We know that exploration will take a drop in the coming quarter, the coming months. We accept that that's going to happen. We are buoyed by the fact that we are doing better than the rest of the nation, and we intend that to continue. But, of course, we have serious plans in place. We have programs that will help support this industry, including our accelerator discovery initiative, the $10 million ADI, which in partnership with industry will contribute to new and innovative means of discovering minerals in our state.

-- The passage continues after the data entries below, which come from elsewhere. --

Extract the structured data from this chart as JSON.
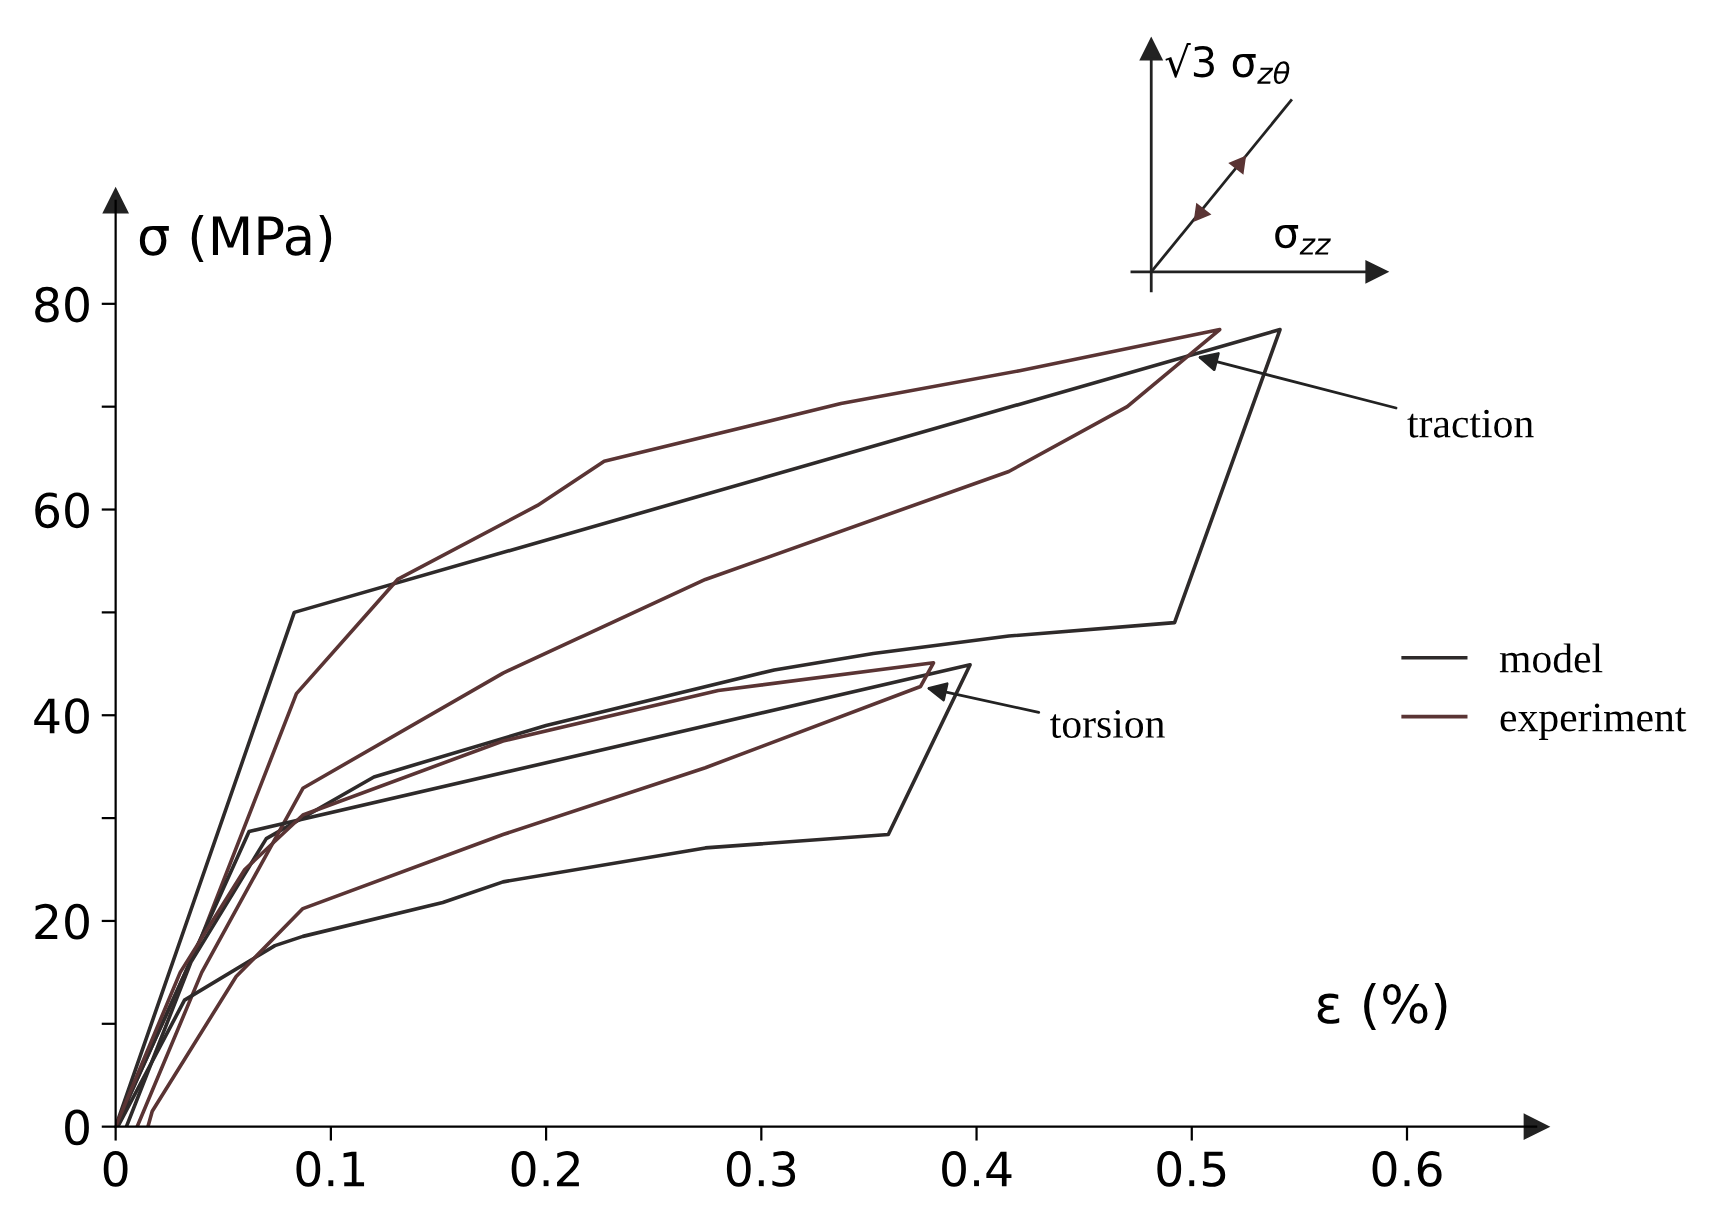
{
  "chart_data": {
    "type": "line",
    "xlabel": "ε (%)",
    "ylabel": "σ (MPa)",
    "xlim": [
      0,
      0.66
    ],
    "ylim": [
      0,
      90
    ],
    "xticks": [
      0,
      0.1,
      0.2,
      0.3,
      0.4,
      0.5,
      0.6
    ],
    "yticks": [
      0,
      {
        "value": 10,
        "label": null
      },
      20,
      {
        "value": 30,
        "label": null
      },
      40,
      {
        "value": 50,
        "label": null
      },
      60,
      {
        "value": 70,
        "label": null
      },
      80
    ],
    "grid": false,
    "legend": "right",
    "marker": "none",
    "line_style": "solid",
    "series": [
      {
        "name": "model",
        "color": "#2e2a2a",
        "x": [
          0,
          0.083,
          0.541,
          0.492,
          0.415,
          0.352,
          0.306,
          0.2,
          0.12,
          0.07,
          0.035,
          0.005
        ],
        "values": [
          0,
          50,
          77.5,
          49,
          47.7,
          46.0,
          44.4,
          39,
          34,
          28,
          16,
          0
        ]
      },
      {
        "name": "experiment",
        "color": "#5a3434",
        "x": [
          0,
          0.04,
          0.084,
          0.131,
          0.196,
          0.227,
          0.337,
          0.42,
          0.513,
          0.47,
          0.415,
          0.274,
          0.18,
          0.087,
          0.04,
          0.01
        ],
        "values": [
          0,
          18.5,
          42.1,
          53.2,
          60.4,
          64.7,
          70.3,
          73.5,
          77.5,
          70,
          63.7,
          53.2,
          44.1,
          32.9,
          15,
          0
        ]
      },
      {
        "color": "#2e2a2a",
        "x": [
          0,
          0.062,
          0.397,
          0.359,
          0.274,
          0.18,
          0.152,
          0.087,
          0.074,
          0.032,
          0.001
        ],
        "values": [
          0,
          28.7,
          44.9,
          28.4,
          27.1,
          23.8,
          21.8,
          18.5,
          17.6,
          12.3,
          0
        ]
      },
      {
        "color": "#5a3434",
        "x": [
          0,
          0.03,
          0.06,
          0.087,
          0.18,
          0.28,
          0.38,
          0.374,
          0.274,
          0.18,
          0.087,
          0.056,
          0.017,
          0.015
        ],
        "values": [
          0,
          15,
          25,
          30.3,
          37.5,
          42.4,
          45.1,
          42.8,
          34.9,
          28.4,
          21.2,
          14.6,
          1.5,
          0
        ]
      }
    ],
    "annotations": [
      {
        "text": "traction",
        "x": 0.5,
        "y": 75
      },
      {
        "text": "torsion",
        "x": 0.374,
        "y": 42.8
      },
      "√3 σ$_{zθ}$",
      "σ$_{zz}$"
    ]
  }
}
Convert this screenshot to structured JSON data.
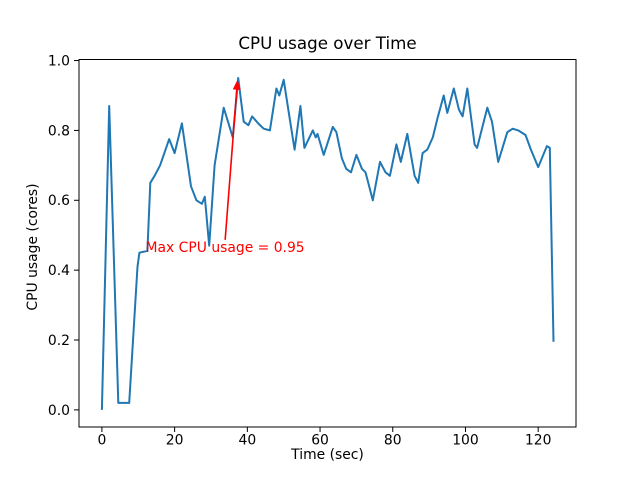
{
  "figure": {
    "title": "CPU usage over Time",
    "xlabel": "Time (sec)",
    "ylabel": "CPU usage (cores)"
  },
  "chart_data": {
    "type": "line",
    "title": "CPU usage over Time",
    "xlabel": "Time (sec)",
    "ylabel": "CPU usage (cores)",
    "xlim": [
      -6.3,
      130.4
    ],
    "ylim": [
      -0.049,
      1.003
    ],
    "x_ticks": [
      0,
      20,
      40,
      60,
      80,
      100,
      120
    ],
    "y_ticks": [
      0,
      0.2,
      0.4,
      0.6,
      0.8,
      1.0
    ],
    "y_tick_labels": [
      "0.0",
      "0.2",
      "0.4",
      "0.6",
      "0.8",
      "1.0"
    ],
    "grid": false,
    "legend": "none",
    "line_color": "#1f77b4",
    "axis_color": "#000000",
    "series": [
      {
        "name": "cpu-usage",
        "x": [
          0,
          2,
          4.5,
          6,
          7.5,
          9.8,
          10.3,
          12.5,
          13.3,
          14.5,
          16,
          18.5,
          20,
          22,
          24.5,
          26,
          27.5,
          28.3,
          29.5,
          31,
          33.5,
          36,
          37.5,
          39,
          40.3,
          41.3,
          43,
          44.5,
          46.2,
          48,
          48.8,
          50,
          51.5,
          53,
          54.6,
          55.7,
          58,
          58.8,
          59.3,
          61,
          63.5,
          64.5,
          66,
          67.2,
          68.5,
          70,
          71.5,
          72.5,
          74.5,
          76.5,
          78,
          79.2,
          81,
          82.2,
          84,
          86,
          87,
          88.2,
          89.5,
          91,
          92.3,
          94,
          95,
          96.8,
          98.2,
          99.2,
          100.5,
          102.5,
          103.2,
          106,
          107.3,
          109,
          111.5,
          113,
          114.5,
          116.5,
          118,
          120,
          122.4,
          123.2,
          124.2
        ],
        "y": [
          0.0,
          0.87,
          0.02,
          0.02,
          0.02,
          0.41,
          0.45,
          0.455,
          0.65,
          0.67,
          0.7,
          0.775,
          0.735,
          0.82,
          0.64,
          0.6,
          0.59,
          0.61,
          0.47,
          0.7,
          0.865,
          0.78,
          0.95,
          0.825,
          0.815,
          0.84,
          0.82,
          0.805,
          0.8,
          0.92,
          0.9,
          0.945,
          0.845,
          0.745,
          0.87,
          0.75,
          0.8,
          0.78,
          0.79,
          0.73,
          0.81,
          0.795,
          0.72,
          0.69,
          0.68,
          0.73,
          0.69,
          0.68,
          0.6,
          0.71,
          0.68,
          0.67,
          0.76,
          0.71,
          0.79,
          0.67,
          0.65,
          0.735,
          0.745,
          0.78,
          0.835,
          0.9,
          0.85,
          0.92,
          0.86,
          0.84,
          0.92,
          0.76,
          0.75,
          0.865,
          0.825,
          0.71,
          0.795,
          0.805,
          0.8,
          0.787,
          0.745,
          0.695,
          0.755,
          0.75,
          0.195
        ]
      }
    ],
    "annotation": {
      "text": "Max CPU usage = 0.95",
      "color": "#ff0000",
      "arrow_tip": [
        37.3,
        0.945
      ],
      "arrow_tail": [
        33.9,
        0.487
      ],
      "text_pos": [
        12,
        0.45
      ]
    }
  }
}
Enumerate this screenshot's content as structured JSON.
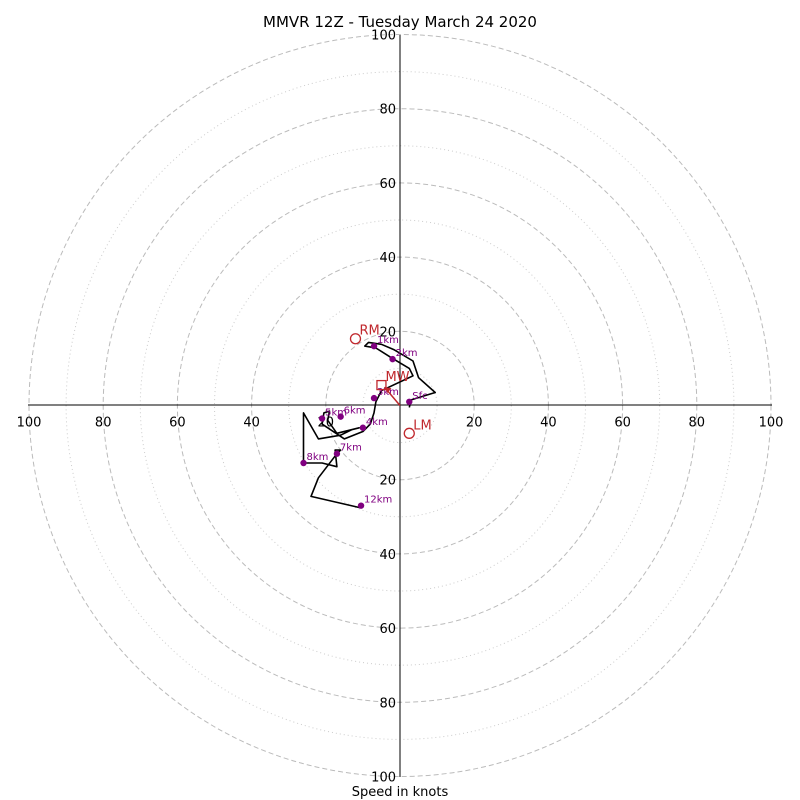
{
  "chart_data": {
    "type": "hodograph",
    "title": "MMVR 12Z - Tuesday March 24 2020",
    "xlabel": "Speed in knots",
    "range": [
      -100,
      100
    ],
    "ring_major": [
      20,
      40,
      60,
      80,
      100
    ],
    "ring_minor": [
      10,
      30,
      50,
      70,
      90
    ],
    "tick_values": [
      100,
      80,
      60,
      40,
      20
    ],
    "tick_labels": [
      "100",
      "80",
      "60",
      "40",
      "20"
    ],
    "colors": {
      "trace": "#000000",
      "height_points": "#800080",
      "motion": "#c0282d",
      "grid": "#bbbbbb"
    },
    "trace": [
      [
        2.5,
        -0.5
      ],
      [
        3,
        1.5
      ],
      [
        9.5,
        3.5
      ],
      [
        5,
        7.5
      ],
      [
        3.5,
        12
      ],
      [
        -1.5,
        15
      ],
      [
        -5,
        16.5
      ],
      [
        -8.5,
        17
      ],
      [
        -9.5,
        16
      ],
      [
        -6.5,
        15.5
      ],
      [
        -2.5,
        13
      ],
      [
        2.5,
        10
      ],
      [
        3.5,
        8
      ],
      [
        -5,
        4
      ],
      [
        -6.5,
        1
      ],
      [
        -7,
        -2
      ],
      [
        -8,
        -5
      ],
      [
        -10,
        -7
      ],
      [
        -15,
        -9
      ],
      [
        -21,
        -5
      ],
      [
        -20.5,
        -2
      ],
      [
        -19,
        -1.5
      ],
      [
        -19.5,
        -4
      ],
      [
        -17,
        -7.5
      ],
      [
        -11,
        -6
      ],
      [
        -13,
        -6.5
      ],
      [
        -16,
        -8
      ],
      [
        -22,
        -9
      ],
      [
        -26,
        -2
      ],
      [
        -26,
        -9
      ],
      [
        -26,
        -15.5
      ],
      [
        -21,
        -15.5
      ],
      [
        -17,
        -16.5
      ],
      [
        -17.5,
        -12
      ],
      [
        -16,
        -12
      ],
      [
        -17,
        -13
      ],
      [
        -22,
        -19.5
      ],
      [
        -24,
        -24.5
      ],
      [
        -11,
        -27.5
      ],
      [
        -10.5,
        -27
      ]
    ],
    "height_points": [
      {
        "label": "Sfc",
        "u": 2.5,
        "v": 1
      },
      {
        "label": "1km",
        "u": -7,
        "v": 16
      },
      {
        "label": "2km",
        "u": -2,
        "v": 12.5
      },
      {
        "label": "3km",
        "u": -7,
        "v": 2
      },
      {
        "label": "4km",
        "u": -10,
        "v": -6
      },
      {
        "label": "5km",
        "u": -21,
        "v": -3.5
      },
      {
        "label": "6km",
        "u": -16,
        "v": -3
      },
      {
        "label": "7km",
        "u": -17,
        "v": -13
      },
      {
        "label": "8km",
        "u": -26,
        "v": -15.5
      },
      {
        "label": "12km",
        "u": -10.5,
        "v": -27
      }
    ],
    "storm_motions": [
      {
        "label": "RM",
        "u": -12,
        "v": 18,
        "marker": "circle"
      },
      {
        "label": "LM",
        "u": 2.5,
        "v": -7.5,
        "marker": "circle"
      },
      {
        "label": "MW",
        "u": -5,
        "v": 5.5,
        "marker": "square"
      }
    ],
    "mean_vector": {
      "u": -5,
      "v": 5.5
    }
  }
}
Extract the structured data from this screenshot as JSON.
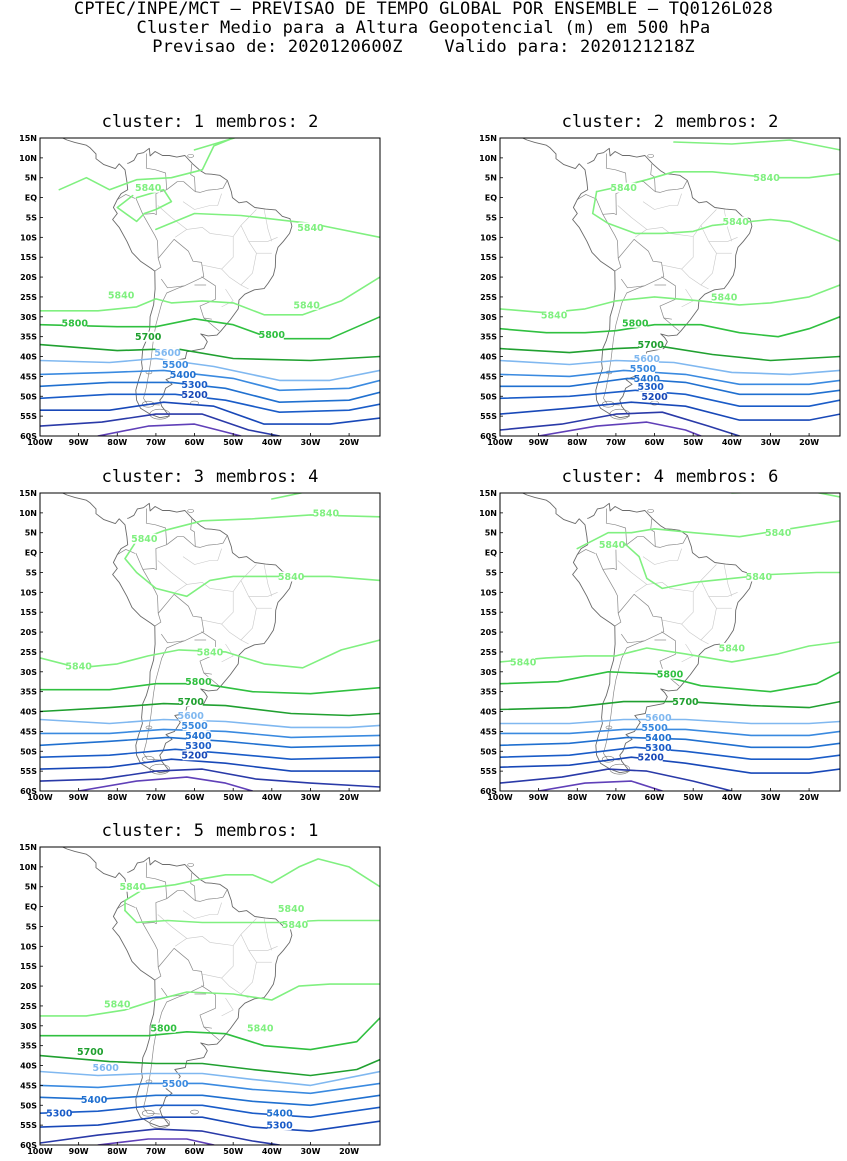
{
  "header": {
    "line1": "CPTEC/INPE/MCT – PREVISAO DE TEMPO GLOBAL POR ENSEMBLE – TQ0126L028",
    "line2": "Cluster Medio para a Altura Geopotencial (m) em 500 hPa",
    "line3_forecast": "Previsao de: 2020120600Z",
    "line3_valid": "Valido para: 2020121218Z"
  },
  "axes": {
    "lat_ticks": [
      "15N",
      "10N",
      "5N",
      "EQ",
      "5S",
      "10S",
      "15S",
      "20S",
      "25S",
      "30S",
      "35S",
      "40S",
      "45S",
      "50S",
      "55S",
      "60S"
    ],
    "lon_ticks": [
      "100W",
      "90W",
      "80W",
      "70W",
      "60W",
      "50W",
      "40W",
      "30W",
      "20W"
    ]
  },
  "panels": [
    {
      "cluster_label": "cluster: 1",
      "members_label": "membros: 2",
      "contours": [
        {
          "value": "5840",
          "labels": [
            "5840",
            "5840",
            "5840",
            "5840"
          ],
          "color": "#80f080"
        },
        {
          "value": "5800",
          "labels": [
            "5800",
            "5800"
          ],
          "color": "#30c040"
        },
        {
          "value": "5700",
          "labels": [
            "5700"
          ],
          "color": "#20a030"
        },
        {
          "value": "5600",
          "labels": [
            "5600"
          ],
          "color": "#80b8f0"
        },
        {
          "value": "5500",
          "labels": [
            "5500"
          ],
          "color": "#3a8ae0"
        },
        {
          "value": "5400",
          "labels": [
            "5400"
          ],
          "color": "#2070d0"
        },
        {
          "value": "5300",
          "labels": [
            "5300"
          ],
          "color": "#1a5cc8"
        },
        {
          "value": "5200",
          "labels": [
            "5200"
          ],
          "color": "#1848b8"
        }
      ]
    },
    {
      "cluster_label": "cluster: 2",
      "members_label": "membros: 2",
      "contours": [
        {
          "value": "5840",
          "labels": [
            "5840",
            "5840",
            "5840",
            "5840",
            "5840"
          ],
          "color": "#80f080"
        },
        {
          "value": "5800",
          "labels": [
            "5800"
          ],
          "color": "#30c040"
        },
        {
          "value": "5700",
          "labels": [
            "5700"
          ],
          "color": "#20a030"
        },
        {
          "value": "5600",
          "labels": [
            "5600"
          ],
          "color": "#80b8f0"
        },
        {
          "value": "5500",
          "labels": [
            "5500"
          ],
          "color": "#3a8ae0"
        },
        {
          "value": "5400",
          "labels": [
            "5400"
          ],
          "color": "#2070d0"
        },
        {
          "value": "5300",
          "labels": [
            "5300"
          ],
          "color": "#1a5cc8"
        },
        {
          "value": "5200",
          "labels": [
            "5200"
          ],
          "color": "#1848b8"
        }
      ]
    },
    {
      "cluster_label": "cluster: 3",
      "members_label": "membros: 4",
      "contours": [
        {
          "value": "5840",
          "labels": [
            "5840",
            "5840",
            "5840",
            "5840",
            "5840"
          ],
          "color": "#80f080"
        },
        {
          "value": "5800",
          "labels": [
            "5800"
          ],
          "color": "#30c040"
        },
        {
          "value": "5700",
          "labels": [
            "5700"
          ],
          "color": "#20a030"
        },
        {
          "value": "5600",
          "labels": [
            "5600"
          ],
          "color": "#80b8f0"
        },
        {
          "value": "5500",
          "labels": [
            "5500"
          ],
          "color": "#3a8ae0"
        },
        {
          "value": "5400",
          "labels": [
            "5400"
          ],
          "color": "#2070d0"
        },
        {
          "value": "5300",
          "labels": [
            "5300"
          ],
          "color": "#1a5cc8"
        },
        {
          "value": "5200",
          "labels": [
            "5200"
          ],
          "color": "#1848b8"
        }
      ]
    },
    {
      "cluster_label": "cluster: 4",
      "members_label": "membros: 6",
      "contours": [
        {
          "value": "5840",
          "labels": [
            "5840",
            "5840",
            "5840",
            "5840",
            "5840"
          ],
          "color": "#80f080"
        },
        {
          "value": "5800",
          "labels": [
            "5800"
          ],
          "color": "#30c040"
        },
        {
          "value": "5700",
          "labels": [
            "5700"
          ],
          "color": "#20a030"
        },
        {
          "value": "5600",
          "labels": [
            "5600"
          ],
          "color": "#80b8f0"
        },
        {
          "value": "5500",
          "labels": [
            "5500"
          ],
          "color": "#3a8ae0"
        },
        {
          "value": "5400",
          "labels": [
            "5400"
          ],
          "color": "#2070d0"
        },
        {
          "value": "5300",
          "labels": [
            "5300"
          ],
          "color": "#1a5cc8"
        },
        {
          "value": "5200",
          "labels": [
            "5200"
          ],
          "color": "#1848b8"
        }
      ]
    },
    {
      "cluster_label": "cluster: 5",
      "members_label": "membros: 1",
      "contours": [
        {
          "value": "5840",
          "labels": [
            "5840",
            "5840",
            "5840",
            "5840",
            "5840"
          ],
          "color": "#80f080"
        },
        {
          "value": "5800",
          "labels": [
            "5800"
          ],
          "color": "#30c040"
        },
        {
          "value": "5700",
          "labels": [
            "5700"
          ],
          "color": "#20a030"
        },
        {
          "value": "5600",
          "labels": [
            "5600"
          ],
          "color": "#80b8f0"
        },
        {
          "value": "5500",
          "labels": [
            "5500"
          ],
          "color": "#3a8ae0"
        },
        {
          "value": "5400",
          "labels": [
            "5400",
            "5400"
          ],
          "color": "#2070d0"
        },
        {
          "value": "5300",
          "labels": [
            "5300",
            "5300"
          ],
          "color": "#1a5cc8"
        }
      ]
    }
  ]
}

We also have Explore SA, which is crowd-sourced open data competition to fast-track the discovery of mineral deposits in South Australia. Explore SA has attracted more than 2,000 entrants from around the world, competing for a share of quarter of a million dollars in prize money—an extraordinary response. Interestingly enough, we are finding that people from other industries, non-traditional mining industries, are very involved in this because of the technology that's being developed here in South Australia, interstate and internationally.

SA was the first state to provide fee relief for explorers. We have deferred mineral exploration licence fees and annual petroleum and geothermal licence fees due in the next six months. We are also waiving 12 months' committed expenditure for mineral explorers, providing greater flexibility for petroleum retention licences during this period as well. We are doing everything we can to support this industry, which supports our state.